白澤 娘が障害を持っていて設立当初から元気丸の方でお世話になっている。家族の会の組織があって役員をやり、家族の会会長や理事になり、副理事長に推挙され、馬場さんがお亡くなりになられて理事長になった。子供と親で世話になっているが、今度は経営の立場になった。実際責任ある立場になってみると大変さがひしひしと身にしみる。
−馬場さんの遺志をどう発展させるか。
白澤 馬場さんの基本構想をひもといて勉強してみたら、価値観という言葉が出てきた。障害を持っている子供、利用者の価値観、愛情、自然などいろいろ出てくるが、わたしなりに考えると川目の盛岡のはずれだが大自然の中にスローライフを築いていくこと。わたしなりに馬場さんの考えを言い換えればそうなる。
利用者とともに同じ物差しと価値観と愛情で、障害者とともに同じ価値観と愛情を持って、優しい心、温かい心で川目の地にスローライフを築く。自然に囲まれた川目のいきいき牧場の近くには競馬場や市民の森もあるし、限りない可能性がある。馬場さんが掲げたことだが、どなたが理事長になっても共通の理念でコンセプトとしてやっていける。
−県や市町村の行革で補助金が削られ、福祉など各分野で自立が大切になってくる。
白澤 国会で福祉政策が変わる最中で、06年度半ばから07年度にかけてどんどん変わってくる。それに対応する経営が必要になってくる。家族の会出身で軸足が家族の会なので、何があっても利用者にきちんと目を向けた経営、利用者を中心にして職員と家族の会がスクラムを組んで、周りに協力してくれる後援会や委員会、地域の人が周りにいて応援して道をつくり歩んでいく、しっかりした流れをつくっていかねばならない。

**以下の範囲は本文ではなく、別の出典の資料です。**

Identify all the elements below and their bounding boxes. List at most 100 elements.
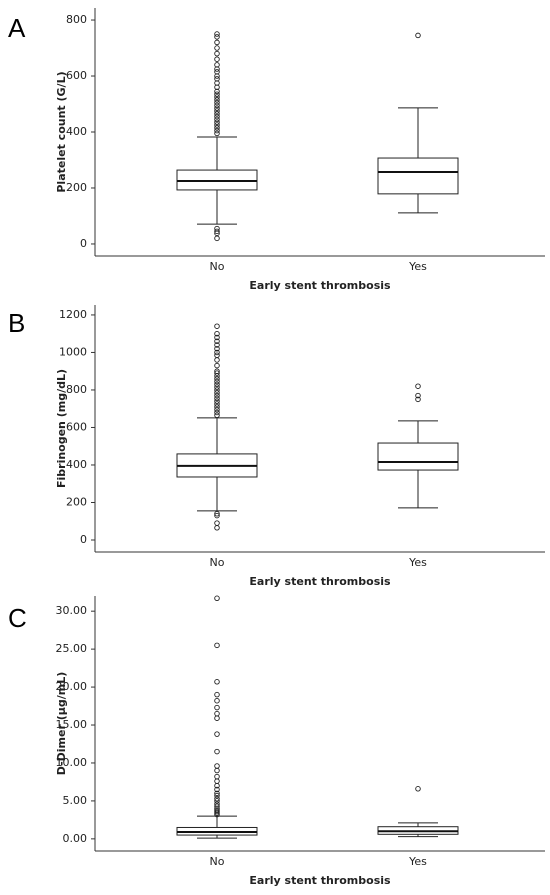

このような施設に入ったり通所で利用できるのは、親の立場ではすごく恵まれている。病気や体力的なことで入所したり通所したりできない子供もいるし、親が引っ込み思案で施設に入れないでいる人もいる。お世話になっているのはありがたい。利用者と家族が素直に思うことができる施設であってほしい。現場や職員の皆さんが目的意識を持って福祉に一生懸命頑張ることができるような環境整備が経営者としては一番。今のところ支援サービスでは支援費ということで支援サービスをある程度全うできるくらいの予算は確保されているが、少しずつ施設のもうひとつの収入源を作り上げていかねばならない時代になる。プラニングしし計画をテストして本物にしていかねばならない。自分で商売をやって感じているが、生まれながらの商人でも利益を上げるのは至難の業だから並大抵のことではないだろうが。
−今年は10周年。今後の展望は。
白澤 若い人が多いので可能性を秘めている。わたしのことを支えてくれる施設長や事務長たち福祉のプロたちと、馬場さんがやってきたことを見極めて頑張っていきたい。